What’s amusing is that The Economist employs a lyrical framework from John Lennon’s Revolution song, to contextualize their current analysis of blogo-economics. While the late Mr. Lennon fancied himself a working-class hero, the clever writers at The Economist fancy themselves as pop-culture revisionists, capable of synthesizing Liverpoodlian sardonics with marginal economics.
The Economist, that notable London rag conceived in the fervor of British mercantilism 170 years ago, has scored quite a smashing insight with its treatment of Marginal Revolutionaries, on page 51 of the current print edition, the last of 2011. While minting out differences between the the three currently relevent blogecons–Neochartalists, Market monetarists and Austrians–this magazine has also managed to expose its own most fundamental blind-spot.
After a page or two of expostulating on the nuanced difference between the two Keynesian perspectives–the Neochartalists and the Market monetarists, the Economist’s exploratory prose finally hovers about the Austrian school. Those frugal, post-von Mises thinkers, harboring such “pre-Freudian inhibitions” as they do, argue that central banks distort the business cycle with “malinvestment.” The long and short of it is that such overblown, centralized malinvestment distortion diverts precious capital– which should be opportunized for “long-gestation investment projects”– to “more immediate gratifications”, or short-term stuff. Such as, I presume, the meandering shopping notions of a fickle consumer public.
But what really got my goat–cluelessly intuitive Austrian neophyte that I am–is this statement, which occurred at the conclusion of The Economist’s Austrian exposition on page 54 or the article:
“But this malinvestment cannot explain why 21.8 Americans remain unemployed or underemployed five years after the housing boom peaked.”
To which I was, like, lol, and like, duh!: Outsourcing!
What’s America going to do? What’s America going to do now that developing nations are producing, at a third the cost, all those durables that we were cranking out so prodigiously a hundred years ago?
The grand ole days of American industrifest destiny are gone forever! Gone, for the most part, are the washing machine assembly lines. Flownaway are the Maytags and the Whirlpools! Where are the great teeming steam-belching factories of days gone by? Cranking out microwaves and cars and blenders and suspenders and goodness-knows-what-all? Gone to BRICs, almost every one. When will they ever learn? Your unabashedly globalist predisposition doth bare naked your naivete, Mr. Economist.
Back in the day, we used to dig gargantuan tonnages of raw stuff out of the ground and expend vast amounts of capital, labor, energy, and toil and sweat to produce copious goods that were shipped off to Sears and Wards and then Kmart and what not, so that the huddling masses yearning to be free of discomfort and liberated from their meager immigrant existence could graduate to becoming middle class Americans with picket fences double garages dogs in the yard microwaves not to mention tvs and radios and then vcrs, personal computers, xboxes, pet rocks and laptops.
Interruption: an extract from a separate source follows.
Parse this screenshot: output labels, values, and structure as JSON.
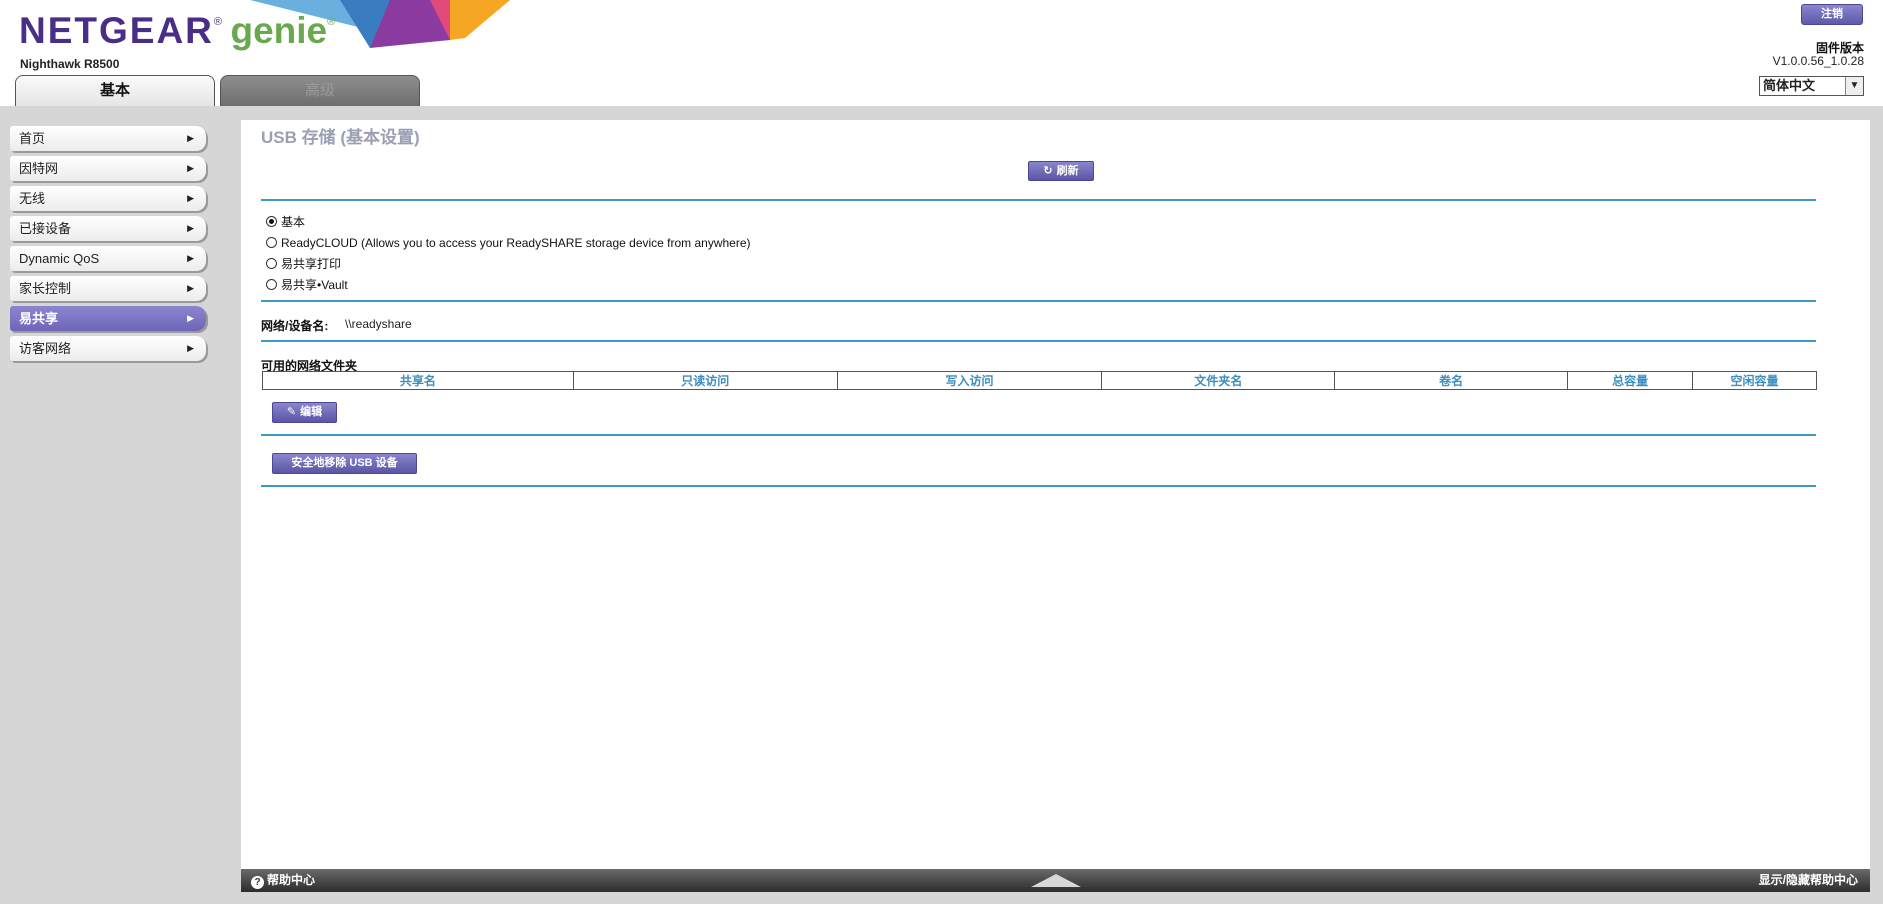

But now? What do we yankess make from nothing now? Carbon emissions? Ha!
Nowadays, about the only thing that Americans produce from raw resources is food: grains and meat, vegetables. The only true wealth that we generate comes from our vast breadbasket of food production, farming and ranching. The third world hath undercut us with their burgeoning new economies, and left us first-worldians in the dust!
Think about that. Its time for us couch potatoes to get back to the earth. Maybe the woodstockian children of God walking along the road (as Joni called them) were on to something: Gotta get back to the land and set my soul (my economy) free. We are stardust, baby! because you see, as Ringo once explained in a car commercial: “This is not your father’s Oldsmobile.”
Now there’s your Revolution, Mr. Lenin! or excuse me, Mr. Lennon. And there, Mr. Economist, is your fourth estate of the emerging blogosphere econs: the fundamentalist school of economics. To whit: People have to eat. And although they may “consume” manufactured goods and services, they do not eat most of them. We cannot digest iPads, nor iPods, nor drycleaners nor hairstylists, nor federal reserve notes, no matter how easily our banks and bigboxes have quanitatively acquired them.
Oh ye media-lobotomized Americans! Food is where its at. Do your due diligence now; prepare to invest in it. Dig into the back .40. Get your hands soily. There’s the “real” growth potential with which those NGDP (nominal gross domestic product)-touting market monetarist free-spenders will someday eat their theoretical words.